Fiorella Sargenti cortó la transmisión de su programa en vivo en Blender al enterarse de que la empresa echó a unos 20 trabajadores por reclamar una actualización de haberes. La situación expuso la precarización en los nuevos medios. El rol del empresario Augusto Marini y sus nexos con el oficialismo libertario.
«Está sucediendo una situación laboral con nuestros compañeros. Echaron a muchos compañeros por hacer un reclamo vinculado con nuestro salario. No podemos seguir haciendo el programa así», dijo en pleno vivo de Último Aviso, la conductora Fiorella Sargenti y frenó en seco la transmisión. Fue la visibilización de un conflicto que estaba silenciado.
El asunto estalló en la cara de los directivos apenas minutos después de que los empleados enviaran un correo electrónico colectivo a la empresa. En ese texto, la planta del medio exigía que se cumplieran los acuerdos de haberes pautados antes de comenzar el año de aire. La respuesta fue el despido.
El personal solo pedía abrir una mesa de diálogo ordenada.
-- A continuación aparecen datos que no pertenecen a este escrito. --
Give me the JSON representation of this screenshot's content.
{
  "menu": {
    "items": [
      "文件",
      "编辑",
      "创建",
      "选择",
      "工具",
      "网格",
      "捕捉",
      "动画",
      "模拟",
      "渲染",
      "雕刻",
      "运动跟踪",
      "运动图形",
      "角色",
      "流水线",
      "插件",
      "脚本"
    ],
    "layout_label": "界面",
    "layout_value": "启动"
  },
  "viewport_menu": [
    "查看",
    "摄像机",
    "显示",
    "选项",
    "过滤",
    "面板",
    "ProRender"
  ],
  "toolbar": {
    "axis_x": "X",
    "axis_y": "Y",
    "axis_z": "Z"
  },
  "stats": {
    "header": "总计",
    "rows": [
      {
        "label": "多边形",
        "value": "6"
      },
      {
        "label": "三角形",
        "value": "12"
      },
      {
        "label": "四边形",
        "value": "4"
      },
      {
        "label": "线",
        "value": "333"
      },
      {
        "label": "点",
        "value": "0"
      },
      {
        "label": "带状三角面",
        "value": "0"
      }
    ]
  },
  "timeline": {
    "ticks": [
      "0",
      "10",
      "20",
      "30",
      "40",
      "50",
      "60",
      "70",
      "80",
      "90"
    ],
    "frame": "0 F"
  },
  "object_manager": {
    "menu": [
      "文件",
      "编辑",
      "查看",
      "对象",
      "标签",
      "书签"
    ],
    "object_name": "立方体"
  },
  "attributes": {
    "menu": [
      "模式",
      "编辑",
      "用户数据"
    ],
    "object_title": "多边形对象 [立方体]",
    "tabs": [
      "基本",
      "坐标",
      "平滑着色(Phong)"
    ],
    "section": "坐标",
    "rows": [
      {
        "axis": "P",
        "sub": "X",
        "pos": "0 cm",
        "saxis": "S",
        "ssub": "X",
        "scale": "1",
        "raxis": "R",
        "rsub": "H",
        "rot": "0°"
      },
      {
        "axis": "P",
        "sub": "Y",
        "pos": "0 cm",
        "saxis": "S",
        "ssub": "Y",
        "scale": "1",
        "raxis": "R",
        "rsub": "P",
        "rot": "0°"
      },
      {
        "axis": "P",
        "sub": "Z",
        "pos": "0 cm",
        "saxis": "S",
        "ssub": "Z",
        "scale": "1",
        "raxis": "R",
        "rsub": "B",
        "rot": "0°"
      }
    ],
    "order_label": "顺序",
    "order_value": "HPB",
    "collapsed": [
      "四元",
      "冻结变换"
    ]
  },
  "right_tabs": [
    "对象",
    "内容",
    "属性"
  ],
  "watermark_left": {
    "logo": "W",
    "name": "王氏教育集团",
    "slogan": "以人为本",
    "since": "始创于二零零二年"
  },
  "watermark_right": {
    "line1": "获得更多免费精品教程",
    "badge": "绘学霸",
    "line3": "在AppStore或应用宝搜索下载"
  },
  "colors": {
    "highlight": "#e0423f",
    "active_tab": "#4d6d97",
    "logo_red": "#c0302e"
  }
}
El reclamo apuntaba a resolver el pago de feriados, la aplicación del aumento trimestral acordado y la situación particular de varios compañeros que venían muy perjudicados por los últimos cambios en la empresa.
La nota formal a los dueños llevó la firma de la gran mayoría de los empleados del canal. Trabajadores de aire, producción, del área comercial y de redes se unieron para pedir respuestas básicas sobre sus ingresos. Frente a los despidos como única contestación, el equipo periodístico y los técnicos pactaron cortar el vivo de forma coordinada.
La crisis en esta señal corrió el telón y dejó a la vista la trama de negocios que sostiene los micrófonos de los «nuevos medios» y la precarización laboral que se establece en ellos. De hecho hay una fuerte campaña del Sindicato de Televisión para tratar de agremiarlos y darles cobertura.
El dueño de Blender es Augusto Marini, titular del Cale Group y el mismo empresario que financia la señal Carajo donde mantiene el mismo esquema laboral. Carajo es el canal netamente oficialista donde trabaja el «Gordo Dan», donde se refugian los integrantes de Las Fuerzas del Cielo y que cuenta con la participación de funcionarios del equipo económico de Luis «Toto» Caputo en «Las Tres Anclas».
La voracidad del empresario no se limita a YouTube y Twitch. Marini está a un paso de quedarse con el manejo del Canal de la Ciudad, luego de aplastar a los dueños de la AM 950 con una oferta que superó por 35 millones de pesos la propuesta rival, garantizando un canon mensual de 50 millones.

Esta agresiva expansión mediática avanza en paralelo con sus negocios estatales: hace apenas un mes, en medio de la emergencia ferroviaria, el gobierno libertario le adjudicó una contratación directa por casi cuatro millones de dólares para la reparación de trenes.
Vale recordar que Marini es en hombre proveniente de Misiones, donde creció bajo el ala del poder político local. También tiene negocios en el sector de la salud que lo llevaron a tejer una amplia red de relaciones con diferentes personajes del poder político y empresario.